Building a better inbox
Given how tough it is to rip and replace email at the protocol level, small wonder many have concentrated instead on fixing the client experience. After all, most of the headaches users experience with email revolve less around the protocols and more around managing email so that it doesn't turn into a job unto itself.
The current plans in this vein go well beyond a more elegant-looking client or one better suited to mobile use. Instead, they use statistical analysis to automatically classify and act on email -- to figure out with as little user intervention as possible which emails can be dumped, which can be circled back to later, and which need to be replied to right now. "The goal of email 2.0," said Dave Bagget, CEO of Inky Mail, "should be to make email clients more like personal assistants than mere tools for sending, receiving, and organizing email."

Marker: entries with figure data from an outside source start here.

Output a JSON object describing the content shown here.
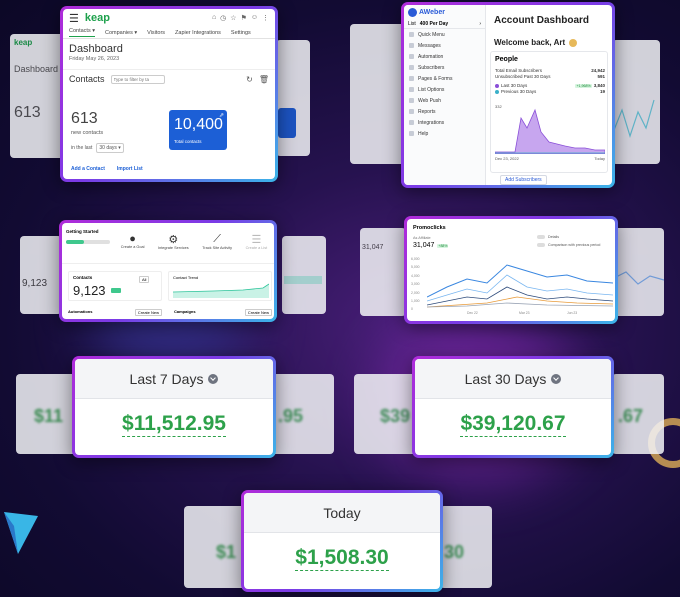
{
  "keap": {
    "logo": "keap",
    "tabs": [
      "Contacts ▾",
      "Companies ▾",
      "Visitors",
      "Zapier Integrations",
      "Settings"
    ],
    "title": "Dashboard",
    "date": "Friday May 26, 2023",
    "contacts_label": "Contacts",
    "filter_placeholder": "Type to filter by ta",
    "new_contacts_value": "613",
    "new_contacts_label": "new contacts",
    "in_the_last": "in the last",
    "range": "30 days ▾",
    "total_value": "10,400",
    "total_label": "Total contacts",
    "add_contact": "Add a Contact",
    "import_list": "Import List"
  },
  "aweber": {
    "logo": "AWeber",
    "list_label": "List",
    "list_value": "400 Per Day",
    "menu": [
      "Quick Menu",
      "Messages",
      "Automation",
      "Subscribers",
      "Pages & Forms",
      "List Options",
      "Web Push",
      "Reports",
      "Integrations",
      "Help"
    ],
    "title": "Account Dashboard",
    "welcome": "Welcome back, Art",
    "people": "People",
    "stats": [
      {
        "label": "Total Email Subscribers",
        "value": "24,942"
      },
      {
        "label": "Unsubscribed Past 30 Days",
        "value": "591"
      },
      {
        "label": "Last 30 Days",
        "value": "3,840",
        "badge": "+1,968%"
      },
      {
        "label": "Previous 30 Days",
        "value": "19"
      }
    ],
    "y_top": "332",
    "x_start": "Dec 23, 2022",
    "x_end": "Today",
    "add_subscribers": "Add Subscribers"
  },
  "getting": {
    "title": "Getting Started",
    "steps": [
      "Create a Goal",
      "Integrate Services",
      "Track Site Activity",
      "Create a List"
    ],
    "contacts_label": "Contacts",
    "contacts_value": "9,123",
    "trend_label": "Contact Trend",
    "range": "All",
    "automations": "Automations",
    "campaigns": "Campaigns",
    "create_new": "Create New"
  },
  "promo": {
    "title": "Promoclicks",
    "subtitle": "As Affiliate",
    "value": "31,047",
    "badge": "+88%",
    "toggle1": "Details",
    "toggle2": "Comparison with previous period",
    "y_ticks": [
      "6,000",
      "5,000",
      "4,000",
      "3,000",
      "2,000",
      "1,000",
      "0"
    ],
    "x_ticks": [
      "Dec 22",
      "Mar 23",
      "Jun 23"
    ]
  },
  "cards": {
    "last7": {
      "label": "Last 7 Days",
      "value": "$11,512.95"
    },
    "last30": {
      "label": "Last 30 Days",
      "value": "$39,120.67"
    },
    "today": {
      "label": "Today",
      "value": "$1,508.30"
    }
  },
  "ghosts": {
    "left1_title": "Dashboard",
    "left1_value": "613",
    "left7": "$11",
    "right7": ".95",
    "left30": "$39",
    "right30": ".67",
    "lefttoday": "$1",
    "righttoday": "30"
  },
  "colors": {
    "accent_green": "#2da14a",
    "keap_blue": "#1c5fd6",
    "frame_purple": "#b02bd9",
    "frame_blue": "#3bb5e8"
  }
}
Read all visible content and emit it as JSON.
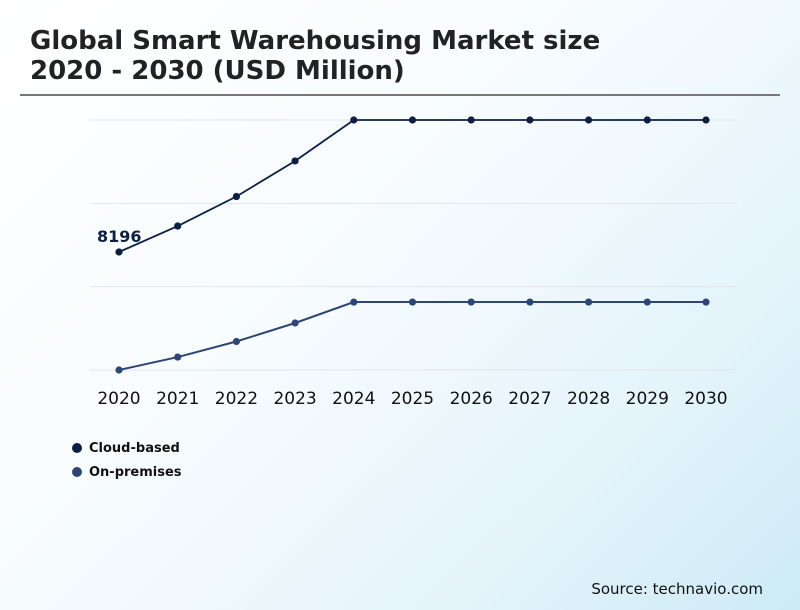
{
  "title_line1": "Global Smart Warehousing Market size",
  "title_line2": "2020 - 2030 (USD Million)",
  "source": "Source: technavio.com",
  "chart_data": {
    "type": "line",
    "title": "Global Smart Warehousing Market size 2020 - 2030 (USD Million)",
    "categories": [
      "2020",
      "2021",
      "2022",
      "2023",
      "2024",
      "2025",
      "2026",
      "2027",
      "2028",
      "2029",
      "2030"
    ],
    "series": [
      {
        "name": "Cloud-based",
        "color": "#0d1f45",
        "values": [
          8196,
          10000,
          12050,
          14520,
          17365,
          17365,
          17365,
          17365,
          17365,
          17365,
          17365
        ]
      },
      {
        "name": "On-premises",
        "color": "#2e4577",
        "values": [
          0,
          900,
          1980,
          3265,
          4720,
          4720,
          4720,
          4720,
          4720,
          4720,
          4720
        ]
      }
    ],
    "data_labels": [
      {
        "series": "Cloud-based",
        "category": "2020",
        "text": "8196"
      }
    ],
    "ylim": [
      0,
      17365
    ],
    "y_axis_labels_shown": false,
    "grid": true,
    "legend": "bottom-left"
  }
}
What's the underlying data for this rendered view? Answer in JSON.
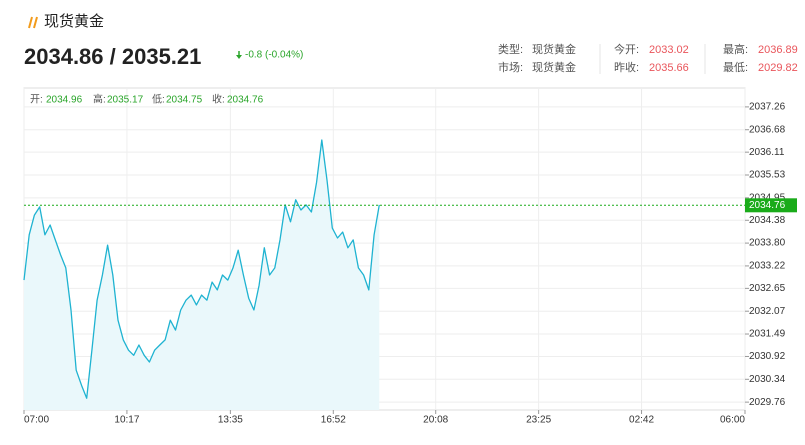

Google has been hard at work on this approach. Google has carried Gmail's autocategorization system to a further extreme with its new mail product called Inbox. With Inbox, mail is batched together automatically in "bundles," according to certain criteria. Emails that Inbox believes are most important, such as updates on product purchases or travel arrangements, are emphasized, as are to-do items and reminders.
IBM, too, has a similar project in the works, one meant to extend on its existing user base for Lotus Notes. Verse ditches Lotus Notes' heavy native client for a lightweight Web-based option, focuses on people and conversations rather than on individual email messages, and uses IBM's Watson machine learning service to help classify messages. What's more, IBM has pitched its early-access program for Verse at users, presumably to see whether it carries over from there into the enterprise.
The problem with algorithm-driven inboxes: They need to be at least as good as -- if not better than -- human-powered curation. They also won't gain much uptake with business users if they don't provide functionality taken for granted in those circles. (As of this writing, Google's Inbox is still missing a few such items, including signatures, shortcuts, and advanced filters.) Any such inbox needs to provide users with a fallback to an uncurated view of their messages, or people will begin to feel like their email isn't really their email anymore.